A PF reagiu com força – e aí contou com o apoio de boa parte da imprensa – e as tentativas de Derrite de deixar as raposas cuidando do galinheiro em total liberdade fracassaram. Imagine o que teria sido do caso Marielle, se a PF avisasse a Polícia Civil do RJ que entre os investigados como mandantes estavam patronos da milícias – como os irmãos Brazão – e o então chefe da Polícia Civil do Rio de Janeiro Rivaldo Barbosa?
Ou se em vez de operações como a Carbono Oculto, da PF, que apreendeu mais de 6 bilhões de reais do crime organizado e chegou aos fundos de investimento e fintechs da Faria Lima, centro financeiro de São Paulo, a gente pudesse contar apenas com massacres como o perpetrado pelas autoridades do Rio Janeiro no Complexo da Penha e do Alemão, mais sangrentos do que eficazes para combater o crime organizado?
Derrite foi obrigado a reformular mais uma vez o projeto em substituição ao enviado pelo governo, mantendo as competências da PF e limitando-se a abocanhar uma parte dos recursos federais para as polícias estaduais, mas manteve a proteção dos bens dos chefes do crime até que a sentença tenha transitado em julgado. Alguém pode explicar que rigor contra o crime justifica essa preocupação do relator?
Em compensação ao alívio proporcionado aos chefões do crime, o tal do “rigor” foi direcionado aos peixes pequenos. Pela proposta do relator, todos os acusados de ligação com facções criminosas teriam a mesma faixa de pena – de 20 a 40 anos – sem diferenciar o papel e o grau de envolvimento de cada um (ou seja, comandantes e soldados do crime teriam a mesma punição); além de exigir o cumprimento de 85% da pena em regime fechado, sem prever nenhum tipo de mecanismo para evitar a reincidência e o recrutamento feito pelas facções dentro dos presídios – quase uma necessidade de sobrevivência para os presos no atual regime carcerário.

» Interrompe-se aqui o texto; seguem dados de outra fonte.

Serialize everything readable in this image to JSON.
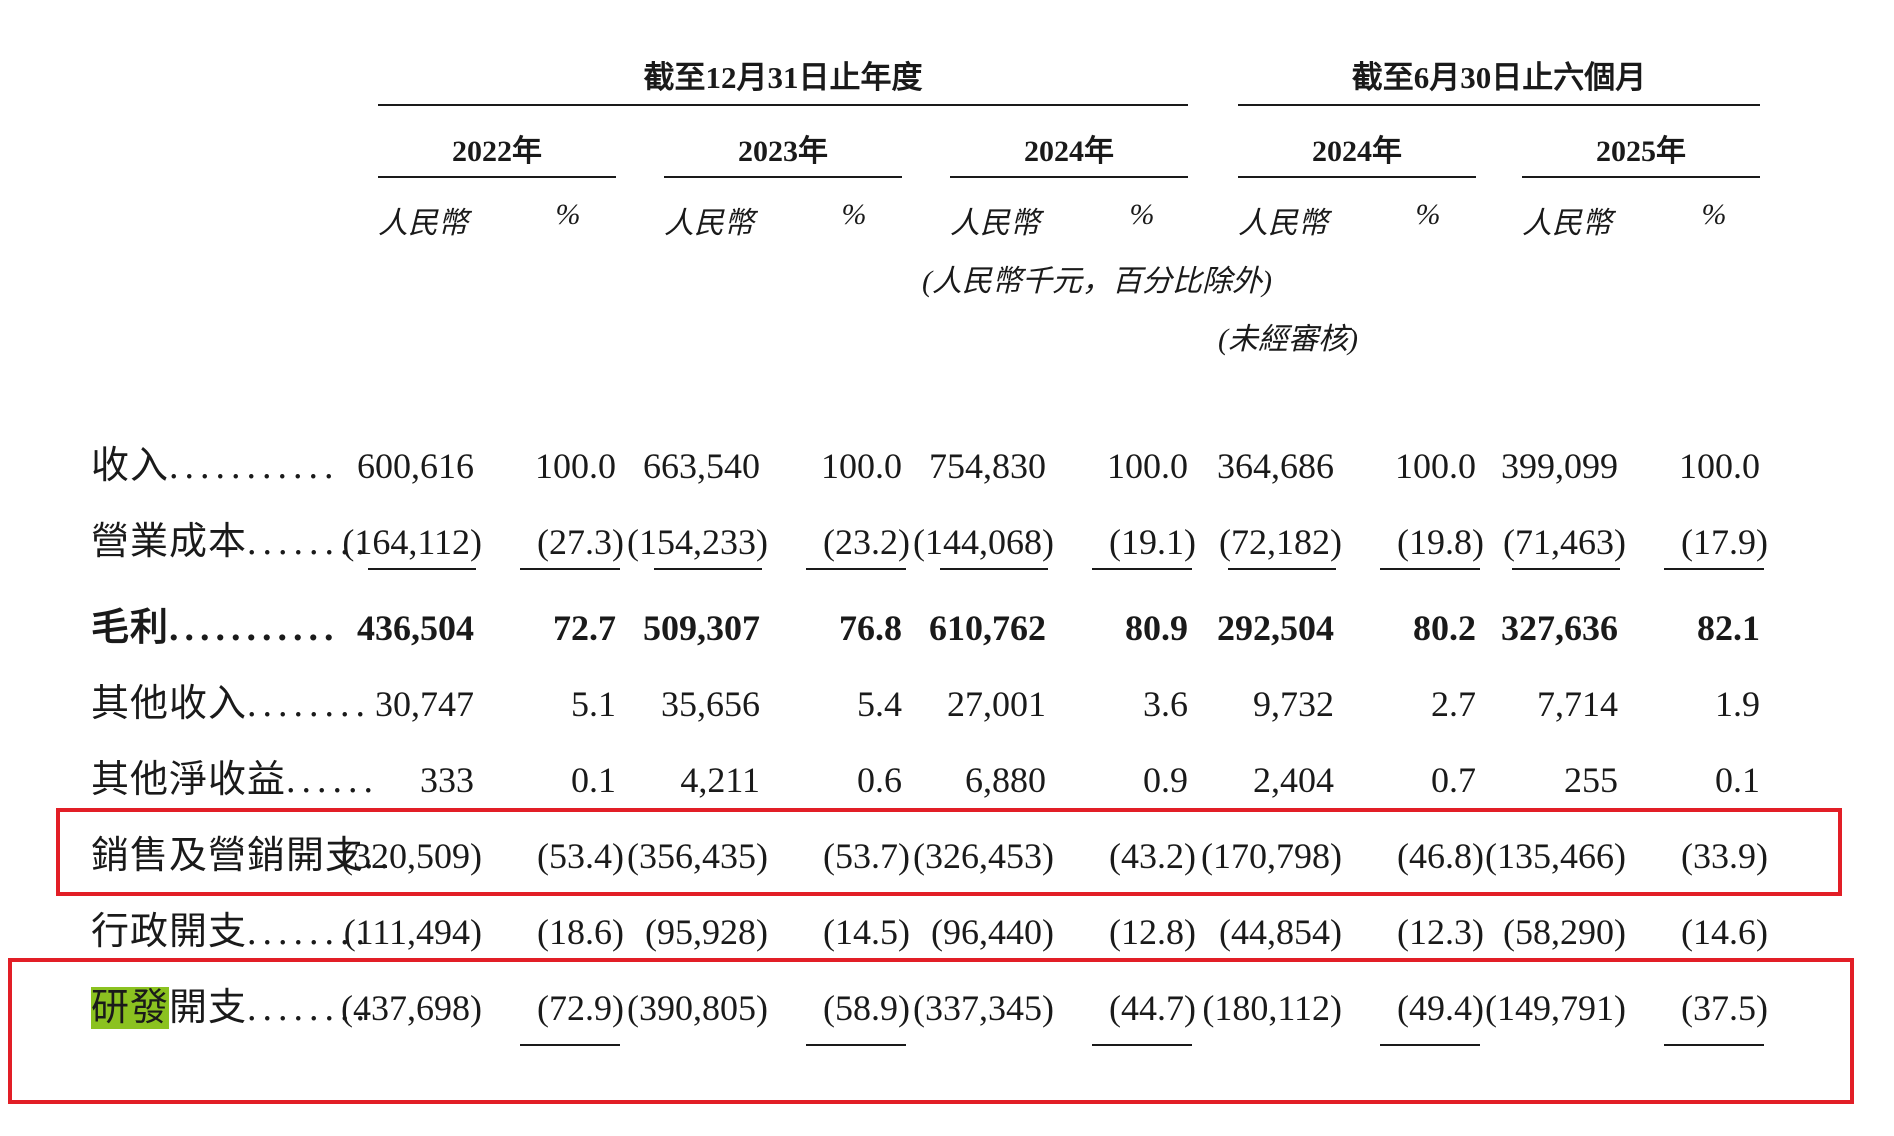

No livro, “A Pauta é uma Arma de Combate”, a jornalista e acadêmica Fabiana de Morais questiona a pretensa objetividade da imprensa desnudando alguns de seus expedientes, como as falsas equivalências, a seleção de fontes (privilegiando os que detém o poder) e a exclusão de vozes e de fatores estruturais de nossa realidade, como o racismo, das notícias, distorcendo por completo a informação.
Em um país em que a polícia e a política estão infiltradas pelo crime organizado, em que a violência mata preferencialmente jovens negros e pobres, e com um sistema carcerário desqualificado, o que está na própria origem das facções e se traduz em altos índices de reincidência, o jornalismo só tem valor se não aderir a respostas simples, eivadas de preconceitos, a pretexto de satisfazer o desejo legítimo de segurança da população. Do contrário, está apenas jogando água no moinho da extrema direita, que utiliza o medo como capital político, explorado nas redes sociais.